Vitorioso e antevendo um regresso imediato, mediático e apoteótico, Ventura, em mais um golpe publicitário, num vou ali mas já volto travestido de cumprimento de promessa e pleno da empáfia que a vitória e a reconfiguração da direita justificam. 

O candidato dos portugueses de bem, conceito que parece excluir, entre outros, os portugueses pretos, ciganos ou que usam batom vermelho, foi o candidato da extrema direita mas foi também o candidato da direita dita centrista, sempre pronta a dar-lhe palco, esperançada ou confortada com a perspetiva de colheita de votos que poderá capitalizar adiante, numa frente unida. Ventura sabe-o bem: “Não há volta a dar: não haverá Governo sem Chega nos próximos anos.” 

Nesta onda normalizadora de discursos xenófobos e de exclusão, não esqueço o papel que o atual Governo de Cabo Verde desempenhou, quando não se coibiu de ligações escusas com o Chega, por razões, sem dúvida, ligadas a financiamentos partidários, a não ser que se identifique ideologicamente com a lógica discursiva da extrema direita portuguesa. 

Por mais difícil que seja, é preciso admitir que o discurso xenófobo, racista, sexista, discriminatório e fomentador de políticas de ódio abre caminho em Portugal e tem encontrado uma direita recetiva que lhe vai dando palco, normalizando discursos e estreitando alianças em nome do interesse supremo que dá pelo nome de poder. 

Em cada eleição existe oportunidade de desmascarar os apelos à intolerância cultural, de mitigar a iliteracia sobre a democracia e os direitos humanos. Oportunidade desperdiçada nestas presidenciais, porque continuamos a subestimar e desvalorizar os sinais. 

Desperdiçada quando vemos que a garra de Marcelo face a Ana Gomes só tem comparação no lébi lébi do diálogo com Ventura; quando se esperava um contraponto claro e assertivo de valores, ficou um registo levíssimo de que não é a direita de Marcelo, induzindo que também é direita.

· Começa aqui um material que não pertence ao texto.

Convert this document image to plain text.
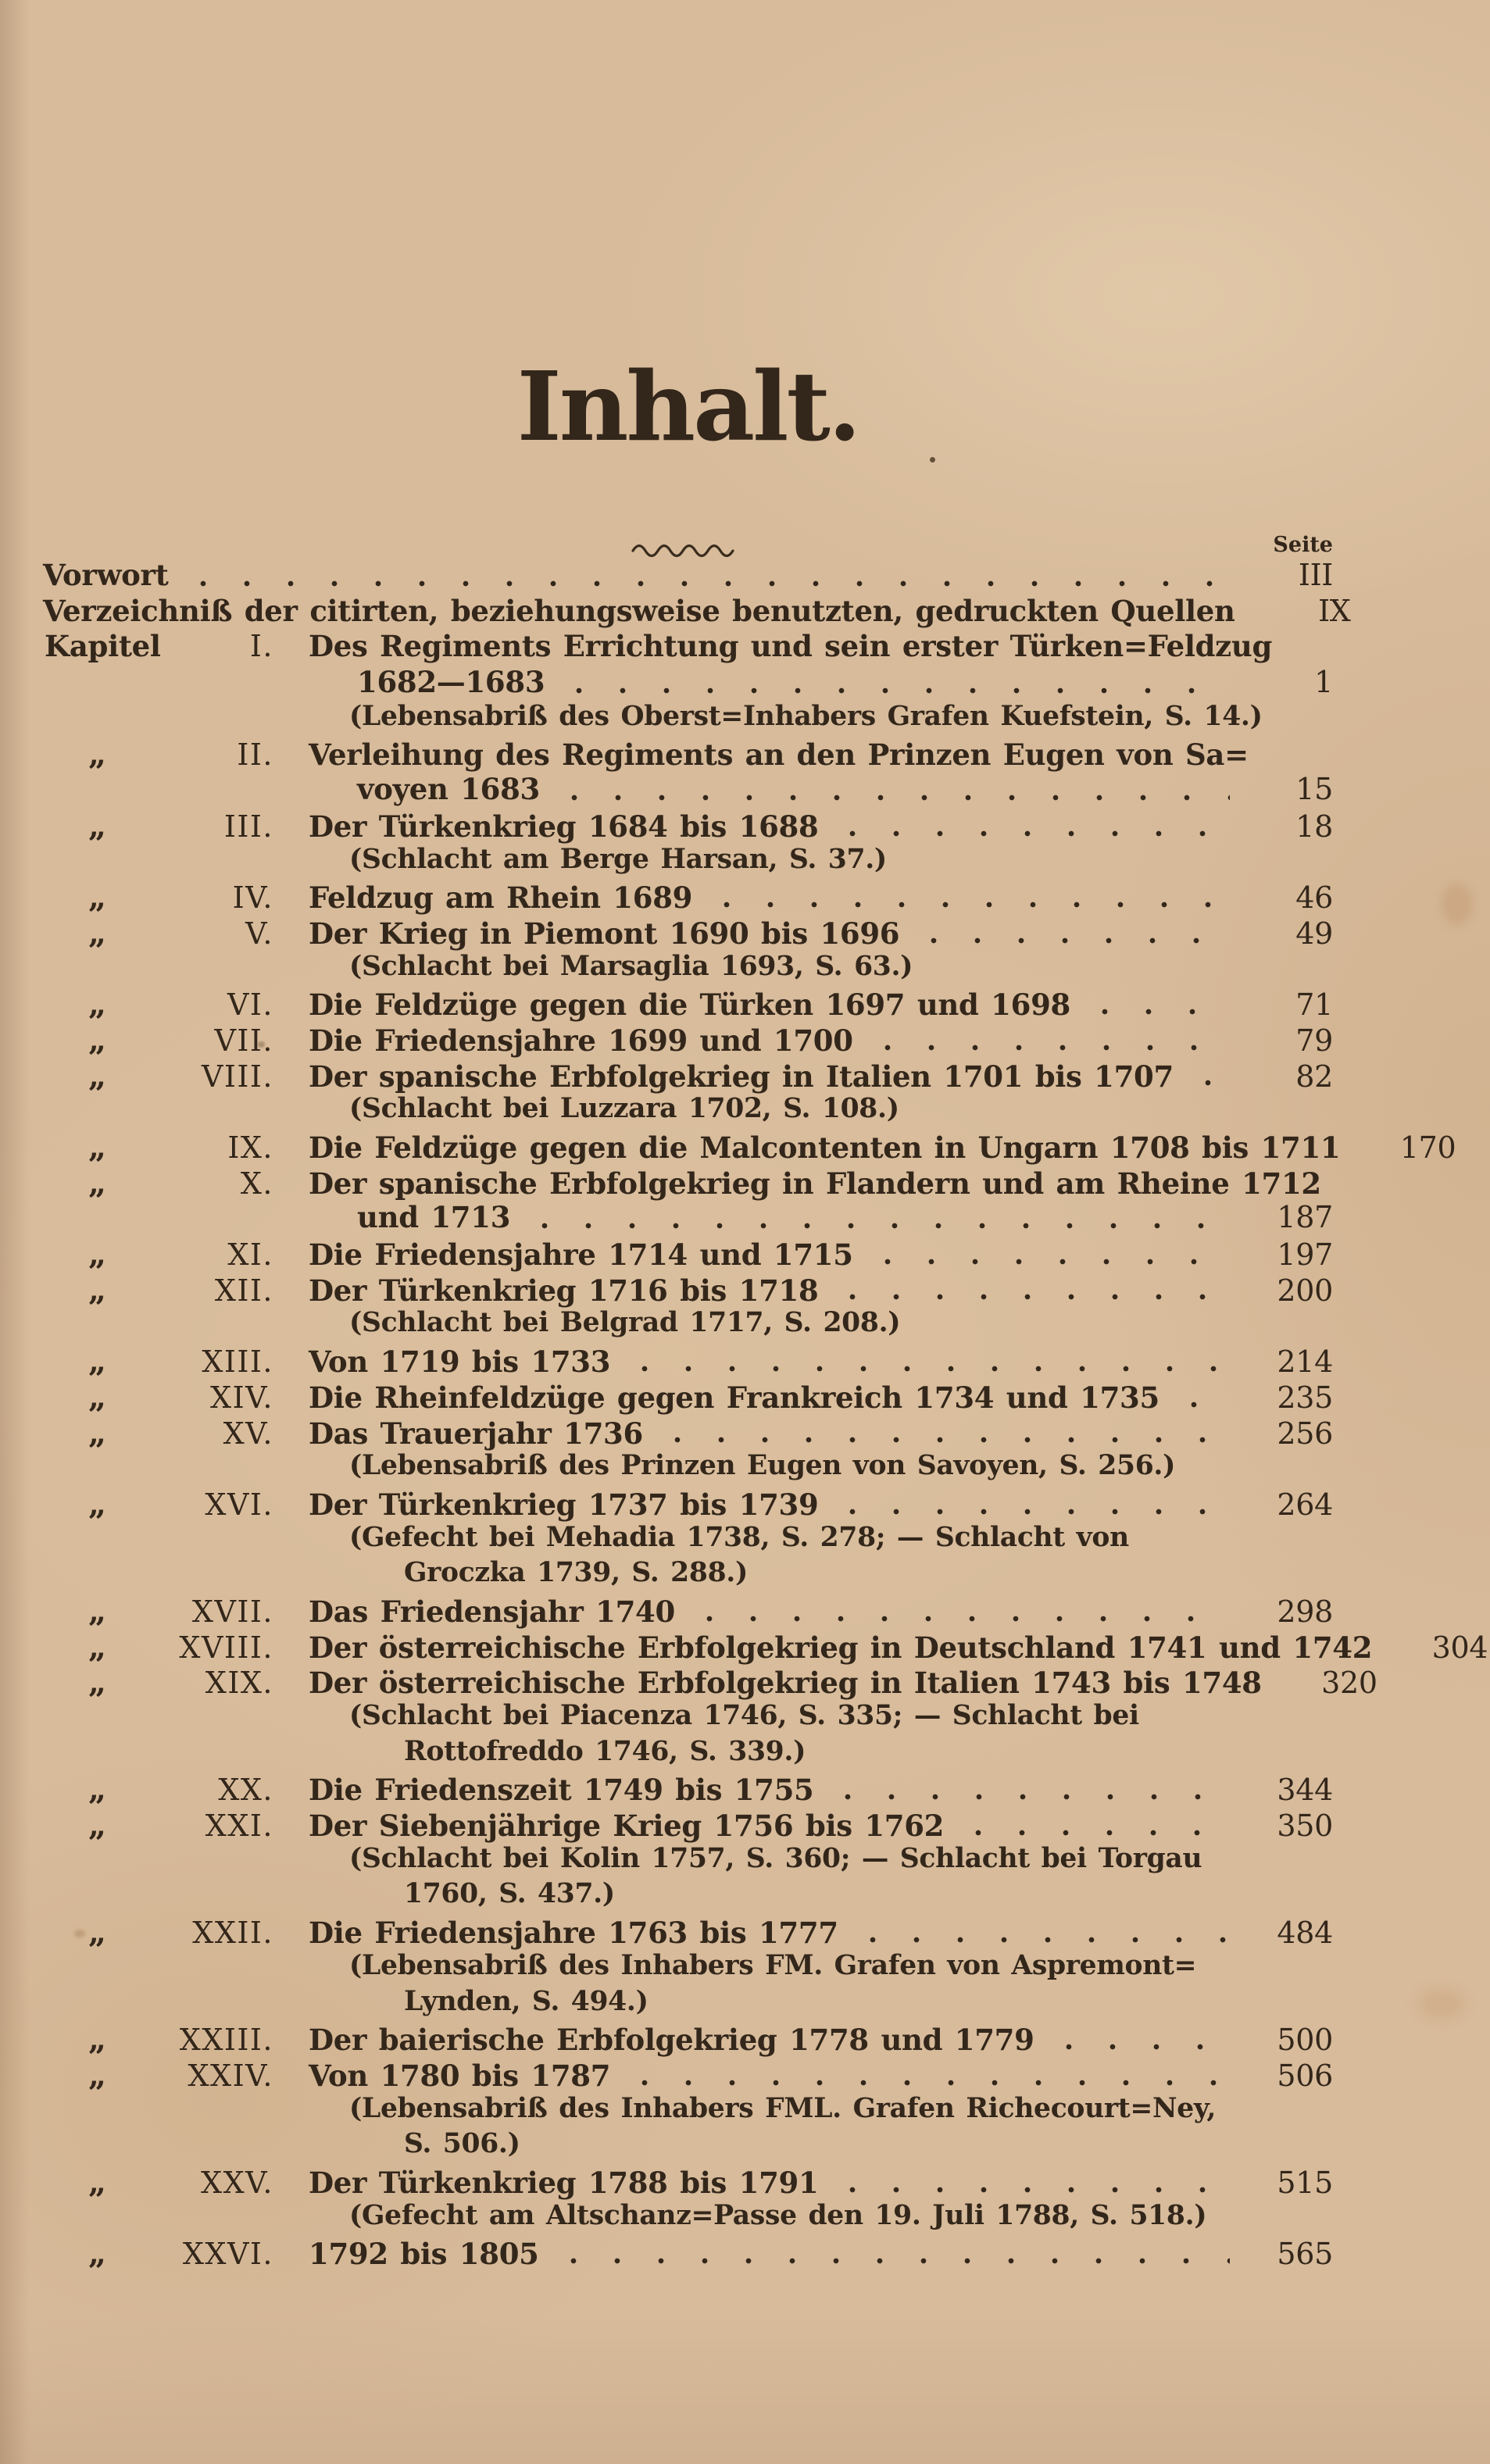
Inhalt.
Seite
Vorwort	III
Verzeichniß der citirten, beziehungsweise benutzten, gedruckten Quellen	IX
Kapitel	I. Des Regiments Errichtung und sein erster Türken=Feldzug
1682—1683	1
(Lebensabriß des Oberst=Inhabers Grafen Kuefstein, S. 14.)
„	II. Verleihung des Regiments an den Prinzen Eugen von Sa=
voyen 1683	15
„	III. Der Türkenkrieg 1684 bis 1688	18
(Schlacht am Berge Harsan, S. 37.)
„	IV. Feldzug am Rhein 1689	46
„	V. Der Krieg in Piemont 1690 bis 1696	49
(Schlacht bei Marsaglia 1693, S. 63.)
„	VI. Die Feldzüge gegen die Türken 1697 und 1698	71
„	VII. Die Friedensjahre 1699 und 1700	79
„	VIII. Der spanische Erbfolgekrieg in Italien 1701 bis 1707	82
(Schlacht bei Luzzara 1702, S. 108.)
„	IX. Die Feldzüge gegen die Malcontenten in Ungarn 1708 bis 1711	170
„	X. Der spanische Erbfolgekrieg in Flandern und am Rheine 1712
und 1713	187
„	XI. Die Friedensjahre 1714 und 1715	197
„	XII. Der Türkenkrieg 1716 bis 1718	200
(Schlacht bei Belgrad 1717, S. 208.)
„	XIII. Von 1719 bis 1733	214
„	XIV. Die Rheinfeldzüge gegen Frankreich 1734 und 1735	235
„	XV. Das Trauerjahr 1736	256
(Lebensabriß des Prinzen Eugen von Savoyen, S. 256.)
„	XVI. Der Türkenkrieg 1737 bis 1739	264
(Gefecht bei Mehadia 1738, S. 278; — Schlacht von
Groczka 1739, S. 288.)
„	XVII. Das Friedensjahr 1740	298
„ XVIII. Der österreichische Erbfolgekrieg in Deutschland 1741 und 1742	304
„	XIX. Der österreichische Erbfolgekrieg in Italien 1743 bis 1748	320
(Schlacht bei Piacenza 1746, S. 335; — Schlacht bei
Rottofreddo 1746, S. 339.)
„	XX. Die Friedenszeit 1749 bis 1755	344
„	XXI. Der Siebenjährige Krieg 1756 bis 1762	350
(Schlacht bei Kolin 1757, S. 360; — Schlacht bei Torgau
1760, S. 437.)
„	XXII. Die Friedensjahre 1763 bis 1777	484
(Lebensabriß des Inhabers FM. Grafen von Aspremont=
Lynden, S. 494.)
„ XXIII. Der baierische Erbfolgekrieg 1778 und 1779	500
„	XXIV. Von 1780 bis 1787	506
(Lebensabriß des Inhabers FML. Grafen Richecourt=Ney,
S. 506.)
„	XXV. Der Türkenkrieg 1788 bis 1791	515
(Gefecht am Altschanz=Passe den 19. Juli 1788, S. 518.)
„	XXVI. 1792 bis 1805	565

Marcelo demitiu-se de combater a extrema-direita populista, quer no campo político, quer na defesa dos valores da dignidade humana, não em nome da sua reeleição mas em nome de um ressurgimento da direita, em futuros atos eleitorais. 

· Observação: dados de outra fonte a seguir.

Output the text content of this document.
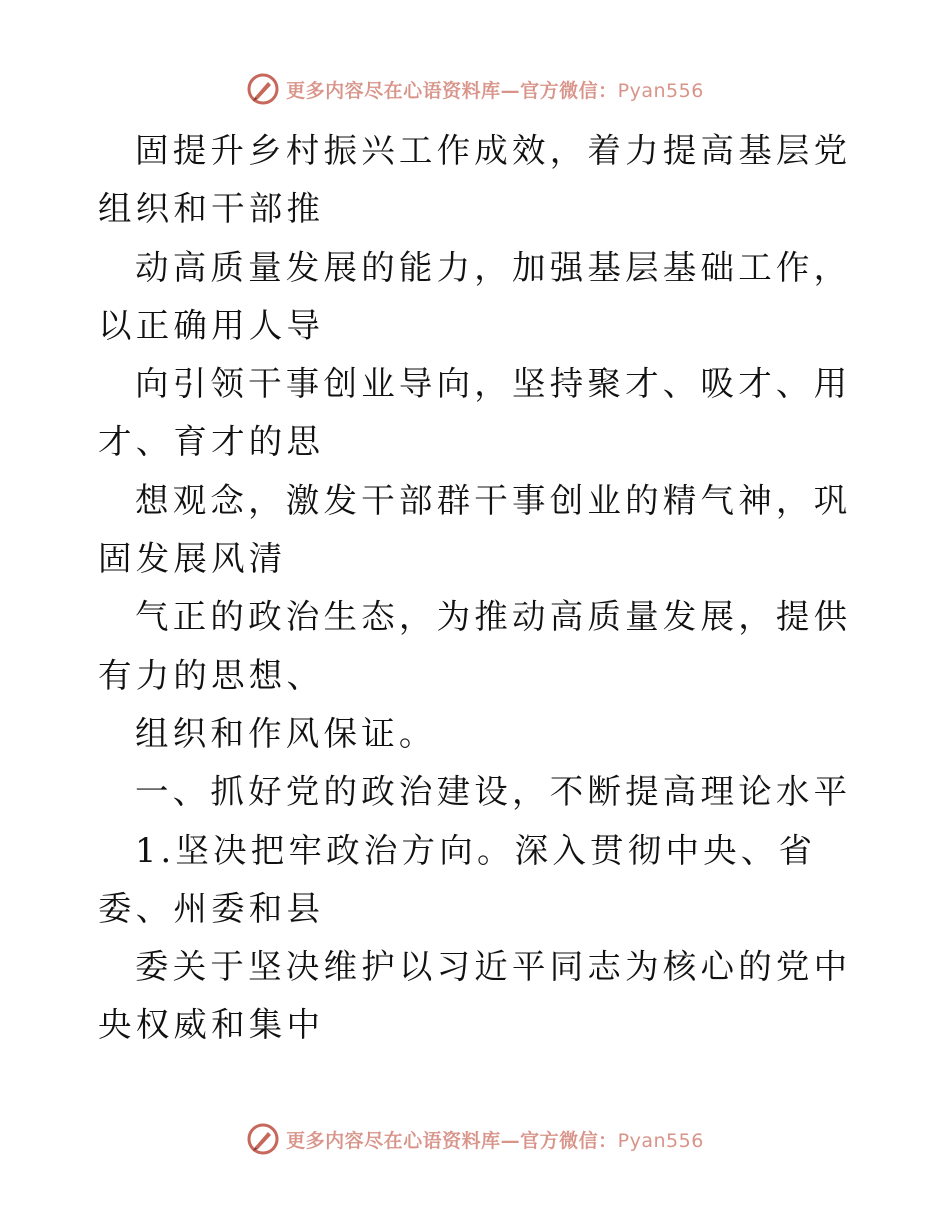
更多内容尽在心语资料库—官方微信：Pyan556

固提升乡村振兴工作成效，着力提高基层党组织和干部推

动高质量发展的能力，加强基层基础工作，以正确用人导

向引领干事创业导向，坚持聚才、吸才、用才、育才的思

想观念，激发干部群干事创业的精气神，巩固发展风清

气正的政治生态，为推动高质量发展，提供有力的思想、

组织和作风保证。

一、抓好党的政治建设，不断提高理论水平

1.坚决把牢政治方向。深入贯彻中央、省委、州委和县

委关于坚决维护以习近平同志为核心的党中央权威和集中

更多内容尽在心语资料库—官方微信：Pyan556
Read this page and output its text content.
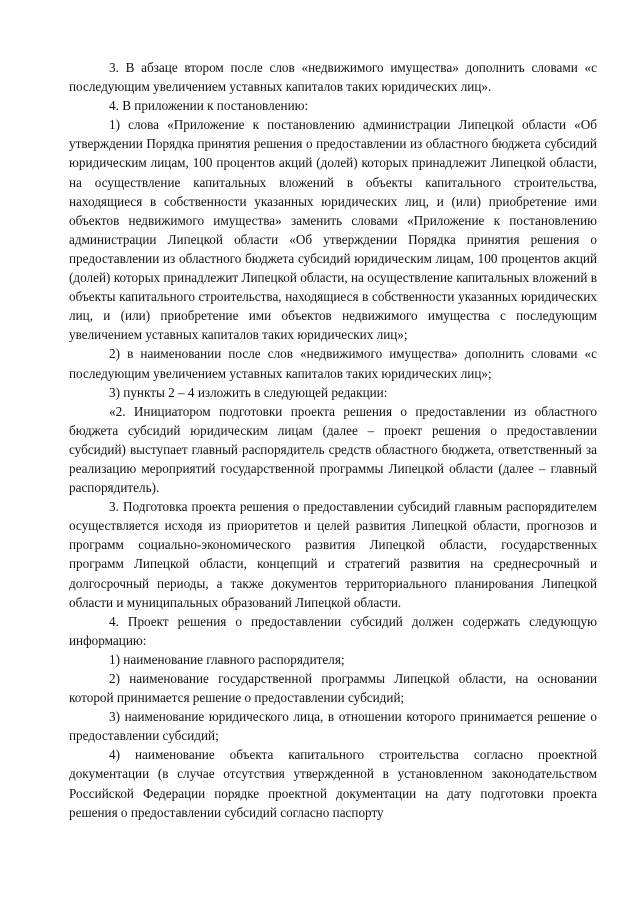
3. В абзаце втором после слов «недвижимого имущества» дополнить словами «с последующим увеличением уставных капиталов таких юридических лиц».

4. В приложении к постановлению:

1) слова «Приложение к постановлению администрации Липецкой области «Об утверждении Порядка принятия решения о предоставлении из областного бюджета субсидий юридическим лицам, 100 процентов акций (долей) которых принадлежит Липецкой области, на осуществление капитальных вложений в объекты капитального строительства, находящиеся в собственности указанных юридических лиц, и (или) приобретение ими объектов недвижимого имущества» заменить словами «Приложение к постановлению администрации Липецкой области «Об утверждении Порядка принятия решения о предоставлении из областного бюджета субсидий юридическим лицам, 100 процентов акций (долей) которых принадлежит Липецкой области, на осуществление капитальных вложений в объекты капитального строительства, находящиеся в собственности указанных юридических лиц, и (или) приобретение ими объектов недвижимого имущества с последующим увеличением уставных капиталов таких юридических лиц»;

2) в наименовании после слов «недвижимого имущества» дополнить словами «с последующим увеличением уставных капиталов таких юридических лиц»;

3) пункты 2 – 4 изложить в следующей редакции:

«2. Инициатором подготовки проекта решения о предоставлении из областного бюджета субсидий юридическим лицам (далее – проект решения о предоставлении субсидий) выступает главный распорядитель средств областного бюджета, ответственный за реализацию мероприятий государственной программы Липецкой области (далее – главный распорядитель).

3. Подготовка проекта решения о предоставлении субсидий главным распорядителем осуществляется исходя из приоритетов и целей развития Липецкой области, прогнозов и программ социально-экономического развития Липецкой области, государственных программ Липецкой области, концепций и стратегий развития на среднесрочный и долгосрочный периоды, а также документов территориального планирования Липецкой области и муниципальных образований Липецкой области.

4. Проект решения о предоставлении субсидий должен содержать следующую информацию:

1) наименование главного распорядителя;

2) наименование государственной программы Липецкой области, на основании которой принимается решение о предоставлении субсидий;

3) наименование юридического лица, в отношении которого принимается решение о предоставлении субсидий;

4) наименование объекта капитального строительства согласно проектной документации (в случае отсутствия утвержденной в установленном законодательством Российской Федерации порядке проектной документации на дату подготовки проекта решения о предоставлении субсидий согласно паспорту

Desperdiçada quando vemos uma esquerda pulverizada, sem um projeto comum que enfrente a lógica discursiva fácil da extrema direita, e uma Ana Gomes refém de si própria e de um discurso incapaz de mobilizar a vontade, até daqueles que sofrem na pele a normalização discriminatória. 

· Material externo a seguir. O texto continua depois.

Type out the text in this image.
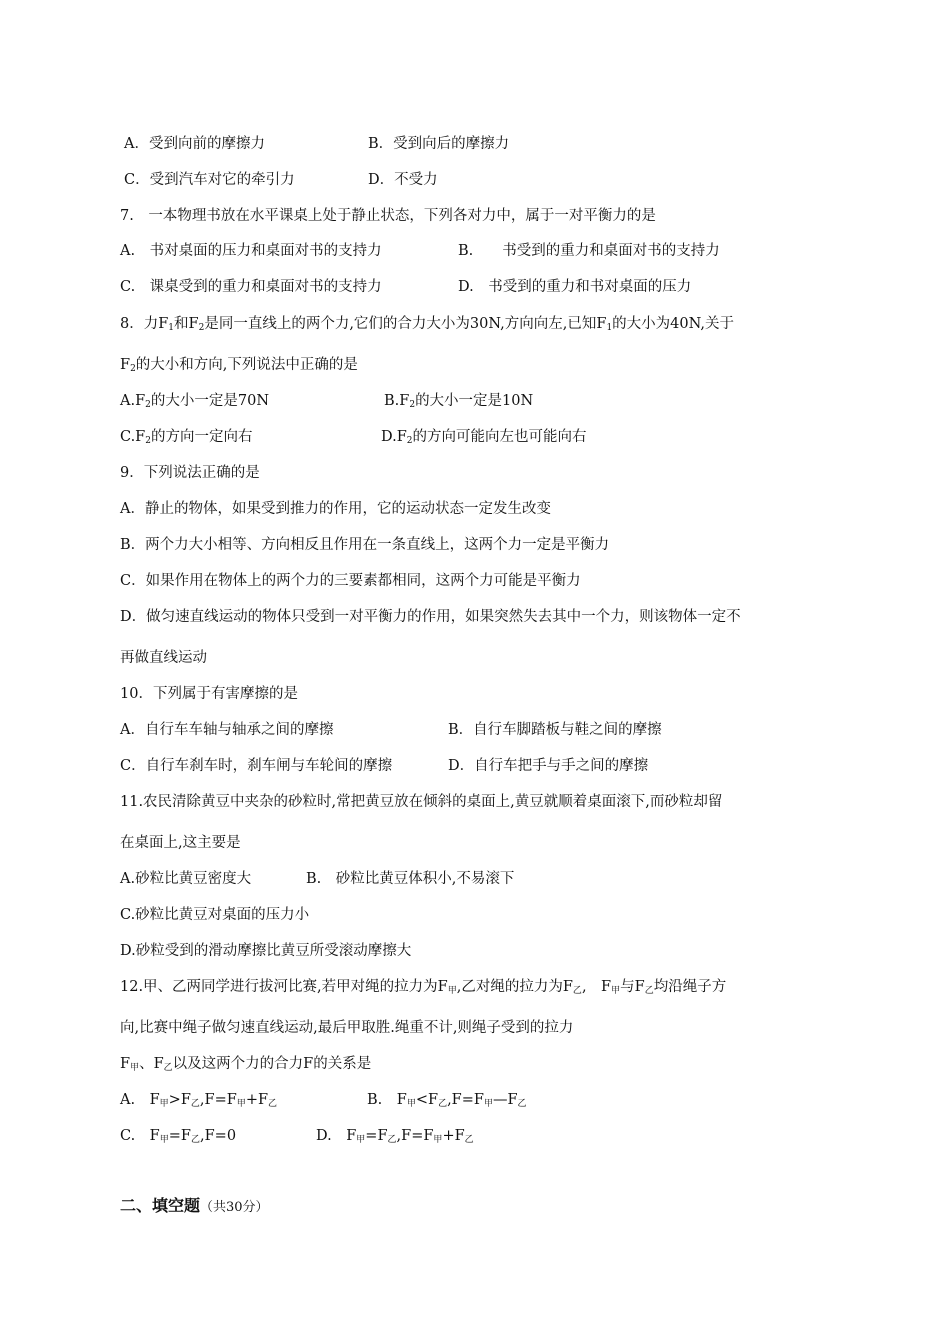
A．受到向前的摩擦力	B．受到向后的摩擦力
C．受到汽车对它的牵引力	D．不受力
7.　一本物理书放在水平课桌上处于静止状态，下列各对力中，属于一对平衡力的是
A.　书对桌面的压力和桌面对书的支持力	B.　　书受到的重力和桌面对书的支持力
C.　课桌受到的重力和桌面对书的支持力	D.　书受到的重力和书对桌面的压力
8．力$F_1$和$F_2$是同一直线上的两个力,它们的合力大小为30N,方向向左,已知$F_1$的大小为40N,关于
$F_2$的大小和方向,下列说法中正确的是
$A.F_2$的大小一定是70N	$B.F_2$的大小一定是10N
$C.F_2$的方向一定向右	$D.F_2$的方向可能向左也可能向右
9．下列说法正确的是
A．静止的物体，如果受到推力的作用，它的运动状态一定发生改变
B．两个力大小相等、方向相反且作用在一条直线上，这两个力一定是平衡力
C．如果作用在物体上的两个力的三要素都相同，这两个力可能是平衡力
D．做匀速直线运动的物体只受到一对平衡力的作用，如果突然失去其中一个力，则该物体一定不
再做直线运动
10．下列属于有害摩擦的是
A．自行车车轴与轴承之间的摩擦	B．自行车脚踏板与鞋之间的摩擦
C．自行车刹车时，刹车闸与车轮间的摩擦	D．自行车把手与手之间的摩擦
11.农民清除黄豆中夹杂的砂粒时,常把黄豆放在倾斜的桌面上,黄豆就顺着桌面滚下,而砂粒却留
在桌面上,这主要是
A.砂粒比黄豆密度大	B.　砂粒比黄豆体积小,不易滚下
C.砂粒比黄豆对桌面的压力小
D.砂粒受到的滑动摩擦比黄豆所受滚动摩擦大
12.甲、乙两同学进行拔河比赛,若甲对绳的拉力为$F_甲$,乙对绳的拉力为$F_乙$,　$F_甲$与$F_乙$均沿绳子方
向,比赛中绳子做匀速直线运动,最后甲取胜.绳重不计,则绳子受到的拉力
$F_甲$、$F_乙$以及这两个力的合力F的关系是
A.　$F_甲>F_乙,F=F_甲+F_乙$	B.　$F_甲<F_乙,F=F_甲—F_乙$
C.　$F_甲=F_乙,F=0$	D.　$F_甲=F_乙,F=F_甲+F_乙$
二、填空题（共30分）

Os comportamentos discriminatórios, seja pela cor, pela etnia e pelo sexo, são uma realidade e, se não definem um país ou as suas instituições, não podem ser ignorados ou apenas ser tidos em conta em situações limite. 

Quando os discursos políticos de ódio da extrema direita são normalizados, os comportamentos xenófobos, racistas e discriminatórios sentem-se estimulados e tendem a aumentar no terreno lavrado pelas dificuldades que o mundo de hoje oferece. 

Cada um de nós, portugueses do bem, que acreditamos naquele princípio consagrado na Constituição da dignidade da pessoa humana, não podemos assistir impassíveis à degradação de valores fundamentais em nome de interesses políticos de manutenção ou obtenção de poder. 

Urge um combate político sério e uma recusa social muita clara e apartidária das lógicas e discursos discriminatórios. Reconhecer a liberdade de expressão da extrema direita não implica reconhecer as práticas discriminatórias e os discursos violentos como normais. Significa apenas que, enquanto portugueses do bem, reconhecemos a liberdade de expressão como um direito.»